Tomaremos primero las descripciones de Juan Robertson que en 1812 arribaró a Santa Fe. Dedicados al comercio junto con su hermano Guillermo, dejó narrados episodios relativos a la ciudad de la siguiente manera: La ciudad es pobre de apariencia, construída al estilo español, con una gran plaza en el centro y ocho calles que de ella arrancan en ángulos rectos. Las casas son de techos bajos, generalmente de mezquina apariencia, escasamente amuebladas, con tirantes a la vista, muros blanqueados y pisos de ladrillos, en su mayor parte desprovistos de alfombras o esteras para cubrir su desnudez. Las calles son de arena suelta con excepción de una, en parte pavimentada. Los habitantes de la ciudad y suburbios son de cuatro a cinco mil (9)

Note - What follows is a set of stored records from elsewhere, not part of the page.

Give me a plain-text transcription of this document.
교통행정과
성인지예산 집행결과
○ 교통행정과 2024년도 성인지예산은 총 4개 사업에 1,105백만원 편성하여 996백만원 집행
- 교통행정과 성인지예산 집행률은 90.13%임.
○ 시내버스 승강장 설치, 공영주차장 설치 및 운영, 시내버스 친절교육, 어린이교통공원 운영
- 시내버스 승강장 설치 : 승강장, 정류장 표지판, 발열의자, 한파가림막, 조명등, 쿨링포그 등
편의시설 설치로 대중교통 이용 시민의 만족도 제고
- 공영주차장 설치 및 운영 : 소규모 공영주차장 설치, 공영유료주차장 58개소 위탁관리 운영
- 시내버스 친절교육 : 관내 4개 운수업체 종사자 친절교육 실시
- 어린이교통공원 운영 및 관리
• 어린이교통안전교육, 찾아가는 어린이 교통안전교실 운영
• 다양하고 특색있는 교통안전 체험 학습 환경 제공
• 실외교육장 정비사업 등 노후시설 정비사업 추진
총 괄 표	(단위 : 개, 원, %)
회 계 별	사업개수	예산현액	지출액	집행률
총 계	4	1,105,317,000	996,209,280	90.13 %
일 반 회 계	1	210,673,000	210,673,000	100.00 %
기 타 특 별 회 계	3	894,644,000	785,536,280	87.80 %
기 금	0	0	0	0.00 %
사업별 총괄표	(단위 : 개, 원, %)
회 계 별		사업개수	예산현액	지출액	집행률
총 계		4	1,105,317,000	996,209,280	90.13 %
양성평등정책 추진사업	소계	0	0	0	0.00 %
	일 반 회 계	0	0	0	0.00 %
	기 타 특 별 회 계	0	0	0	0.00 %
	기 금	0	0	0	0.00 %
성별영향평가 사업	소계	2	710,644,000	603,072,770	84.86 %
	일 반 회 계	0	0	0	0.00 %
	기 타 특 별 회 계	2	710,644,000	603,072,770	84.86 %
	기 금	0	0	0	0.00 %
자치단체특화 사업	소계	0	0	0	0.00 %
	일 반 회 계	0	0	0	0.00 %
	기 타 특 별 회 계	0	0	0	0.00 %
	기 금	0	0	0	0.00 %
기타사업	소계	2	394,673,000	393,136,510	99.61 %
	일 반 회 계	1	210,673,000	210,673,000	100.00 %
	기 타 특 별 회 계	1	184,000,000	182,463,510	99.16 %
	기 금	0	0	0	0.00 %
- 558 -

Se acusa en primer lugar la disposición general de la estructura urbana para luego dar una subjetiva descripción de la cual interesa rescatar la poca altura de lo edificado. Las torres y los cuerpos de las iglesias serían las mayores elevaciones en una ciudad predominantemente edificada en planta baja. Un perfil uniforme, quebrado con los campanarios, impone una visión unitaria acentuada con la blanqueada superficie de los muros en contaste con las calles arenosas.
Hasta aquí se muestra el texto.